Longitudinal waves are along the direction of propagation, e.g., along the $y$-direction in your second figure.
Transverse waves are not longitudinal---the displacement is perpendicular to the direction of propagation, e.g., in the $x$- or $z$-direction in your figure. These two types of transverse waves are in independent states of polarization. They can be combined to form linearly, circularly, or elliptically polarized waves.
A transverse wave in the $x$-$y$ plane (blue in the figure) is described by $A_x \cos(k y - \omega t) \hat x$. A general transverse wave propagating in the $y$-direction would look like $A_x \cos(k y - \omega t)\hat x + A_z \cos(k y - \omega t + \phi)\hat z,$ where $A_x,A_z \ge0$ and $-\pi < \phi \le \pi$.
If $\phi = 0$ or $\pi$ the wave is said to be linearly polarized.
If $A_x = A_z$ and $\phi = \pm \pi/2$ the wave is circularly polarized. (The circular polarization is left- or right-handed depending on the sign of $\phi$ and your convention for handedness.)
Otherwise the wave is elliptically polarized.
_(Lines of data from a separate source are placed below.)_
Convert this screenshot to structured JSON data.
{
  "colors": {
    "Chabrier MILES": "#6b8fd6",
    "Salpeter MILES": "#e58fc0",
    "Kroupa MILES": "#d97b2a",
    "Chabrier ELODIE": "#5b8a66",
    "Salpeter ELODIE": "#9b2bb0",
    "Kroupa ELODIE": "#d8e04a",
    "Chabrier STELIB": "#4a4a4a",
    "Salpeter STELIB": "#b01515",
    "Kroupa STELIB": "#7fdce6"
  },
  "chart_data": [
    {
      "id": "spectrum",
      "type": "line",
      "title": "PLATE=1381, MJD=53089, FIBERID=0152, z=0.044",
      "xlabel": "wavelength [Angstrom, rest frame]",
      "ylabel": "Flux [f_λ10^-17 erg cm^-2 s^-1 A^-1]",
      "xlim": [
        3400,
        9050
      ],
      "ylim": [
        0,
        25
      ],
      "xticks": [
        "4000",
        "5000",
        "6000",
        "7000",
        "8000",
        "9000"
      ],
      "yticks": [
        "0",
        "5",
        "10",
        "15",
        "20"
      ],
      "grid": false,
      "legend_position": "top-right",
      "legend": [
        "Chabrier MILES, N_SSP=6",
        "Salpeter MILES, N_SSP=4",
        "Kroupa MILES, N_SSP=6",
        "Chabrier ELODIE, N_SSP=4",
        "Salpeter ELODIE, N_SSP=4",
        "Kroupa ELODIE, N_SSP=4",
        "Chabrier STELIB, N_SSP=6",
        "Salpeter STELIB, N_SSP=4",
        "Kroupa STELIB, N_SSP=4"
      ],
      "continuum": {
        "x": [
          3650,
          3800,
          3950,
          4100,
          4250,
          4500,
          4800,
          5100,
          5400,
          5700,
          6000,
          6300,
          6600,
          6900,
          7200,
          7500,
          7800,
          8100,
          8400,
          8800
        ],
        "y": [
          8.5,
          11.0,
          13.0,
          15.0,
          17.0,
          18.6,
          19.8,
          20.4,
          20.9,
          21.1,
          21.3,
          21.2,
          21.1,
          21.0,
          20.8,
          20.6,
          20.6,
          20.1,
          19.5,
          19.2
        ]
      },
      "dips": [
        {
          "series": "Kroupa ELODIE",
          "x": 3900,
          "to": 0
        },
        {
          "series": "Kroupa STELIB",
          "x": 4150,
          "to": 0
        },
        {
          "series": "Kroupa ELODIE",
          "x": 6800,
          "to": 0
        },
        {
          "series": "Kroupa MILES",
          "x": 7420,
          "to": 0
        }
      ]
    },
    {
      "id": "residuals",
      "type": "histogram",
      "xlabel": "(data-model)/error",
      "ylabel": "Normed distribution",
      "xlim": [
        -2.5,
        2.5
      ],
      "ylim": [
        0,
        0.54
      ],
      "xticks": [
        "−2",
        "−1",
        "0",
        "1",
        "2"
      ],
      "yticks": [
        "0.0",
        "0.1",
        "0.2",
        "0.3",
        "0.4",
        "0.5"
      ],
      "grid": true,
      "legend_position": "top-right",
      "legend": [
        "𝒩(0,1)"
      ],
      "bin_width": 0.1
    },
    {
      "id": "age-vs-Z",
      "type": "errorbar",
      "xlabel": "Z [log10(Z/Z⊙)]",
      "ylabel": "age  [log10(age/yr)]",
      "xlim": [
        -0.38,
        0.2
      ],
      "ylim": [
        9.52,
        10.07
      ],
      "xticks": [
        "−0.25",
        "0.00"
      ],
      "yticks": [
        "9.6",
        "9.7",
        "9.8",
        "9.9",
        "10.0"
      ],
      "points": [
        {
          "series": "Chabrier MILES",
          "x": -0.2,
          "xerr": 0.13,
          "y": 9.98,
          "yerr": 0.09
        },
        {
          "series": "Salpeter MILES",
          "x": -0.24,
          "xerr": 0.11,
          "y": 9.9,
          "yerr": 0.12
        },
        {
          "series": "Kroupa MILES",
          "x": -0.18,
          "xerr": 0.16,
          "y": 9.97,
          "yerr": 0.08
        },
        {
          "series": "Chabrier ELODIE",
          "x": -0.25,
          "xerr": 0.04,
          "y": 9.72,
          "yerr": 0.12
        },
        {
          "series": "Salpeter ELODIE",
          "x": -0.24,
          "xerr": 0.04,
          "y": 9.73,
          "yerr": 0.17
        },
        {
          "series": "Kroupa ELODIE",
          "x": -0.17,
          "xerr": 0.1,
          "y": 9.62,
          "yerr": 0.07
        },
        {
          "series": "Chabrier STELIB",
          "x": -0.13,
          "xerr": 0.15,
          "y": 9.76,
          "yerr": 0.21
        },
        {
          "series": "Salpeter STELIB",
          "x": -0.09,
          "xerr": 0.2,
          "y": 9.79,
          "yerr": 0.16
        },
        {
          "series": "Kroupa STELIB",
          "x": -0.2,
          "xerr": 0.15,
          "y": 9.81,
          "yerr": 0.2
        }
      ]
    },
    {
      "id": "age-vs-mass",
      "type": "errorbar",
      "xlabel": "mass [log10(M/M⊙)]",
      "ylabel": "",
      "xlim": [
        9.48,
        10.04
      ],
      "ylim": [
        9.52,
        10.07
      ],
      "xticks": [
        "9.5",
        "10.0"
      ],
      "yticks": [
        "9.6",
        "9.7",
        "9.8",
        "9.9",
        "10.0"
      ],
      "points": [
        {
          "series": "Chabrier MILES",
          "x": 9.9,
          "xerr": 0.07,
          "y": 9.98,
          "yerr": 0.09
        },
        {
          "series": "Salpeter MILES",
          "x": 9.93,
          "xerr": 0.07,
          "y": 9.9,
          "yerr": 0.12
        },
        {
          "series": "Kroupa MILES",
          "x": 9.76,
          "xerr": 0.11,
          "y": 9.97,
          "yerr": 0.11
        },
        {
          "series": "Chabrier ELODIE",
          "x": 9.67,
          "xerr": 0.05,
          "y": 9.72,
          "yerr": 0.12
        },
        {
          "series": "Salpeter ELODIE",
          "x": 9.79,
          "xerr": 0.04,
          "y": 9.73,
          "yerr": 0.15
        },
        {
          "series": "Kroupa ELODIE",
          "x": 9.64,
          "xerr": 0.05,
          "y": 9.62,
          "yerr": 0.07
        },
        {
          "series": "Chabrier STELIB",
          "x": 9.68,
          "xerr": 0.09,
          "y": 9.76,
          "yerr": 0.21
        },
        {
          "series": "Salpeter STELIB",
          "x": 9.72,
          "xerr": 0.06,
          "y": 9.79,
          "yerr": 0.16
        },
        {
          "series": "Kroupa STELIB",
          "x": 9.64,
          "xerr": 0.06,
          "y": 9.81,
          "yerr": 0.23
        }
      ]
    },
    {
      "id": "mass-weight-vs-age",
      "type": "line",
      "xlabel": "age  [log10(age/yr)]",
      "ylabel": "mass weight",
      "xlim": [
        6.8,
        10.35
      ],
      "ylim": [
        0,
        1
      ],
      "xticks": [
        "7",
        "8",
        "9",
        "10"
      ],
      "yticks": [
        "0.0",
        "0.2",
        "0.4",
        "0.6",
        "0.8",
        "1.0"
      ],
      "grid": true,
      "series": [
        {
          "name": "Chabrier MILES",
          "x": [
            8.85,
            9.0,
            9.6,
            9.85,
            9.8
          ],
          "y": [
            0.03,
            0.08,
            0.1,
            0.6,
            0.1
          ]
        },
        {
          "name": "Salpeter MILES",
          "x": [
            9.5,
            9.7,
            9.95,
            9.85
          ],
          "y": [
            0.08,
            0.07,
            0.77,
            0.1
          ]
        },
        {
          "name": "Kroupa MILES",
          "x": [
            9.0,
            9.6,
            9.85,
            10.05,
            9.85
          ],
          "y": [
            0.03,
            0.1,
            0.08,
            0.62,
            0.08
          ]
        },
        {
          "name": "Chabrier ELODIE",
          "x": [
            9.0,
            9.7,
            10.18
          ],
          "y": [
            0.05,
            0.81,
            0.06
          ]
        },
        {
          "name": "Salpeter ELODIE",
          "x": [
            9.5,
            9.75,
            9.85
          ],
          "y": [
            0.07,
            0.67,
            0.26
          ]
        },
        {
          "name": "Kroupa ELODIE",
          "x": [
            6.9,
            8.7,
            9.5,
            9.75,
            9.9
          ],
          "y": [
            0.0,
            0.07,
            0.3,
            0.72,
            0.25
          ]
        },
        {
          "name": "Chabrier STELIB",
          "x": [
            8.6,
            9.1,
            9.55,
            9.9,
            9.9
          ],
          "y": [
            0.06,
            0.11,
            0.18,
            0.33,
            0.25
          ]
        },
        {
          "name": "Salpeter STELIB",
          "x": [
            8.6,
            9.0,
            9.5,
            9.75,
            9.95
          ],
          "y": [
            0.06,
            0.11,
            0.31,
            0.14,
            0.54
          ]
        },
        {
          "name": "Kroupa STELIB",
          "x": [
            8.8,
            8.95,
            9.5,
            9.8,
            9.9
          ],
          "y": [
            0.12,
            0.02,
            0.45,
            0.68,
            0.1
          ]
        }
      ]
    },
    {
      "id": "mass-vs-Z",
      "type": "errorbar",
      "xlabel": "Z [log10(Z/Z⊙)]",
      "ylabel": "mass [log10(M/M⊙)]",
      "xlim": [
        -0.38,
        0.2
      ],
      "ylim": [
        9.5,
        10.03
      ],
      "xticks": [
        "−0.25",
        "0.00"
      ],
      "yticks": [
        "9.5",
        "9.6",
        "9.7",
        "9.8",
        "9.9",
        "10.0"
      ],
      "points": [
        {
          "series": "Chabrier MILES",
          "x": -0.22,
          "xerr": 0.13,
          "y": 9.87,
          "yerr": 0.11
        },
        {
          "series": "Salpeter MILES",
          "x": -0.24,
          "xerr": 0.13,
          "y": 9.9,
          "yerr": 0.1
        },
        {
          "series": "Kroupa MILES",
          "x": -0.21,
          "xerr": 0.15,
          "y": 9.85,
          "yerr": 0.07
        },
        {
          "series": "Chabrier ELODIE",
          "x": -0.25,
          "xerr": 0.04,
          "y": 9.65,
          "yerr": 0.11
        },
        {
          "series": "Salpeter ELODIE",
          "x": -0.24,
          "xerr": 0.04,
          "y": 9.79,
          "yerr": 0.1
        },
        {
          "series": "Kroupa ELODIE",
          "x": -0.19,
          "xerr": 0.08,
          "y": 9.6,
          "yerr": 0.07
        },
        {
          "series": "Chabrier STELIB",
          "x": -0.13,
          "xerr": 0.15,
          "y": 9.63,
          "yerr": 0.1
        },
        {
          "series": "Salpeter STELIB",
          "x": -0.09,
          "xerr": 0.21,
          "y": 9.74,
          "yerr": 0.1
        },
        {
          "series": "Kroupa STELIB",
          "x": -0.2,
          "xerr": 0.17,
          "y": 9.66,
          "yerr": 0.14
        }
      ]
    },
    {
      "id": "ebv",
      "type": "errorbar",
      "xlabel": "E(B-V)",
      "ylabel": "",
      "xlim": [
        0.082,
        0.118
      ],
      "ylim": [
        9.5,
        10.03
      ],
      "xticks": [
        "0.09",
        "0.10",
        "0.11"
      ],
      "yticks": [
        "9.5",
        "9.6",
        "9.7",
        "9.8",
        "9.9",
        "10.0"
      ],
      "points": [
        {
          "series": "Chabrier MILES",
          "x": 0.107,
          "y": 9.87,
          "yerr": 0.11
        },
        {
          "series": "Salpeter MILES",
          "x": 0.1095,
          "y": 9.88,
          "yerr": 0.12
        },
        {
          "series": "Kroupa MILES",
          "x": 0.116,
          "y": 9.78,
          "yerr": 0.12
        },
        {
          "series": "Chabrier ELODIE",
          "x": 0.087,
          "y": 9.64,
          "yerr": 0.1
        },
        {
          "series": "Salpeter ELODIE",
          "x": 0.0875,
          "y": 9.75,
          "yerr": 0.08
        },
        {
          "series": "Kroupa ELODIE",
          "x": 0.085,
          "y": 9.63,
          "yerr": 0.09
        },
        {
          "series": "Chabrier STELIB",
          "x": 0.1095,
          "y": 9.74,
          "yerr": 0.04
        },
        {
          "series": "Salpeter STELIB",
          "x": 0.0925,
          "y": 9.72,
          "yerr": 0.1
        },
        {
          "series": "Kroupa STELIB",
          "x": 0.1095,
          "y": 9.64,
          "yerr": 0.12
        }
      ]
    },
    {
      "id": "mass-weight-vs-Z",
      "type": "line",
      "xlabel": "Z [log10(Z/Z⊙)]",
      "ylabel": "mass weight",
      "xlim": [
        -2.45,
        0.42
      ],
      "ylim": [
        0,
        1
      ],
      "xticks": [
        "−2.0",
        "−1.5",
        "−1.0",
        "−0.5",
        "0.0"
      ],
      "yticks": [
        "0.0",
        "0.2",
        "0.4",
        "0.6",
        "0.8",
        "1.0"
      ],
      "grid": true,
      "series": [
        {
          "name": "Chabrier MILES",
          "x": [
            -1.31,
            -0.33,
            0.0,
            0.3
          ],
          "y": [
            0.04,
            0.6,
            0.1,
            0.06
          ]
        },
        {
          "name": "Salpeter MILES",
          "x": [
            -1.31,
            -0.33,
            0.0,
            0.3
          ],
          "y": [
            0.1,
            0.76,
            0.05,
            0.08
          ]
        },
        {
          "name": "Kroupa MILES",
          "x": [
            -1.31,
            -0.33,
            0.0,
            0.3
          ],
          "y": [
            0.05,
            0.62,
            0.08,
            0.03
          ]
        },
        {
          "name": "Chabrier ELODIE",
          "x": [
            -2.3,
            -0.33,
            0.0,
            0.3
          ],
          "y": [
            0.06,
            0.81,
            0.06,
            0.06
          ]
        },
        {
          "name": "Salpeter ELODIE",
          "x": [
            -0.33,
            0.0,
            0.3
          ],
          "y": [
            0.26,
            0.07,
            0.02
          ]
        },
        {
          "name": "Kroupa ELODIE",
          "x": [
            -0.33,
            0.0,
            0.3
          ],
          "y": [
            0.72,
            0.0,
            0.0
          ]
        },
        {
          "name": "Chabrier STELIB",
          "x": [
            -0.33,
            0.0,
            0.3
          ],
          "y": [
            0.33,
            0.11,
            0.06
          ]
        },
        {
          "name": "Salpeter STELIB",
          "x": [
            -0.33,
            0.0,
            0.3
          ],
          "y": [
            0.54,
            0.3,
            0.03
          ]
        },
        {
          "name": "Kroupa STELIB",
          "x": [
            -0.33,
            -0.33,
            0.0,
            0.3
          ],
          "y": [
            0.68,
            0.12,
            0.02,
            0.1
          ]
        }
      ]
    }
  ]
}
Addendum: To describe a transverse wave propagating with wave vector ${\bf k}$ we must first find a unit vector orthogonal to ${\bf k}$, call it $\hat n$. This is one of the transverse directions. The other can be chosen to be $\hat k\times \hat n$. (It's a good exercise to show this is a unit vector orthogonal to $\hat k$ and $\hat n$.) Then a general transverse wave will be represented by $A \cos({\bf k}\cdot {\bf r} - \omega t)\hat n + B \cos({\bf k}\cdot {\bf r} - \omega t + \phi)\hat k\times \hat n,$ where $A,B \ge0$ and $-\pi < \phi \le \pi$. Replace $A_x,A_y$ with $A,B$ above to determine the type of polarization.
For example, if we want a linearly polarized wave propagating along the $\frac{1}{\sqrt{2}}(1,0,1)$ direction with polarization vector $\hat y = (0,1,0)$ we will find the wave described by $A \cos\left(\frac{1}{\sqrt{2}}k(x+z) - \omega t\right) \hat y.$ (Note that ${\bf k}\cdot {\bf r} = \frac{1}{\sqrt{2}}k(x+z)$.)